"And I believe he wants you to help him in this one." "Me?" said
White, nervously. "Oh, I'm no good. I should not know a haberdasher's
assistant if I saw him."
"Oh, but this is not the Haberdashers' Assistants," laughed Joan. "It
is something much more important than that. The Haberdashers'
Assistants are only----"
"Pour passer le temps," suggested Cornish, gaily.
"No, of course not. But papa is really rather anxious about this. He
says it is much the most important thing he has ever had to do
with--and that is saying a good deal, you know. I wish I could remember
the name of it, and of those poor unfortunate people who make
it--whatever it is. It is some stuff, you know, and sounds sticky. Papa
has so many charities, and such long names to them. Aunt Susan says it
is because he was so wild in his youth--but one cannot believe that.
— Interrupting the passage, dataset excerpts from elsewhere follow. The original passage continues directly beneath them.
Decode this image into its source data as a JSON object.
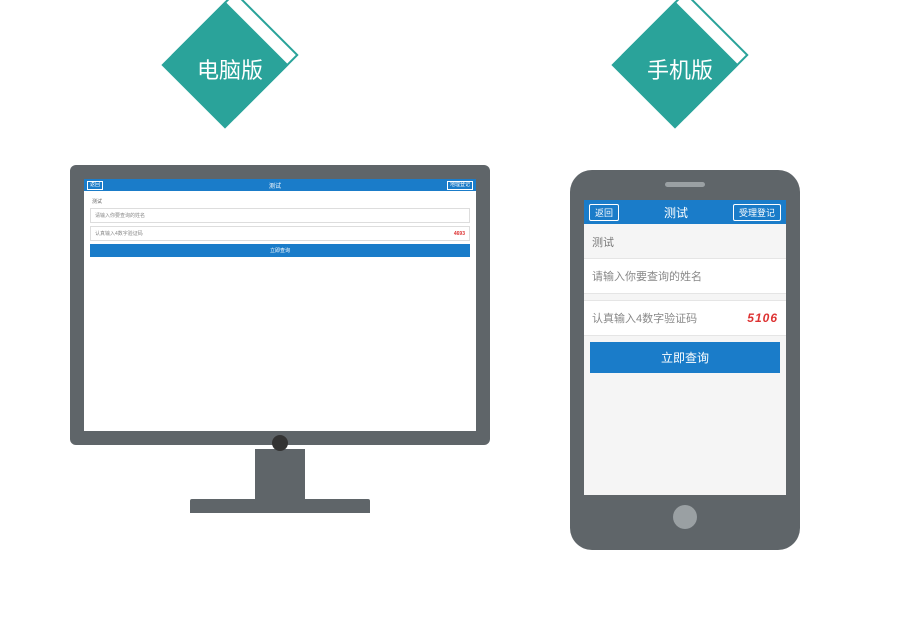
{
  "badges": {
    "desktop": "电脑版",
    "mobile": "手机版"
  },
  "desktop": {
    "header": {
      "back": "返回",
      "title": "测试",
      "admin": "地理登记"
    },
    "section_label": "测试",
    "name_placeholder": "请输入你要查询的姓名",
    "captcha_placeholder": "认真输入4数字验证码",
    "captcha_value": "4693",
    "submit": "立即查询"
  },
  "mobile": {
    "header": {
      "back": "返回",
      "title": "测试",
      "admin": "受理登记"
    },
    "section_label": "测试",
    "name_placeholder": "请输入你要查询的姓名",
    "captcha_placeholder": "认真输入4数字验证码",
    "captcha_value": "5106",
    "submit": "立即查询"
  }
}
Would you think that papa had been wild in his youth--to look at him
now?"
"Lord, no!" ejaculated White, with pious solidity, throwing back his
shoulders with an air that seemed to suggest a readiness to fight any
man who should hint at such a thing, and he waved the mere thought
aside with a ponderous gesture of the hand.
Joan had, however, already turned to another matter. She was consulting
a diary bound in dark blue morocco.
"Let me see, now," she said. "Papa told me to make an appointment with
you. When can you come?"
Cornish produced a minute engagement-book, and these two busy people
put their heads together in the search for a disengaged moment.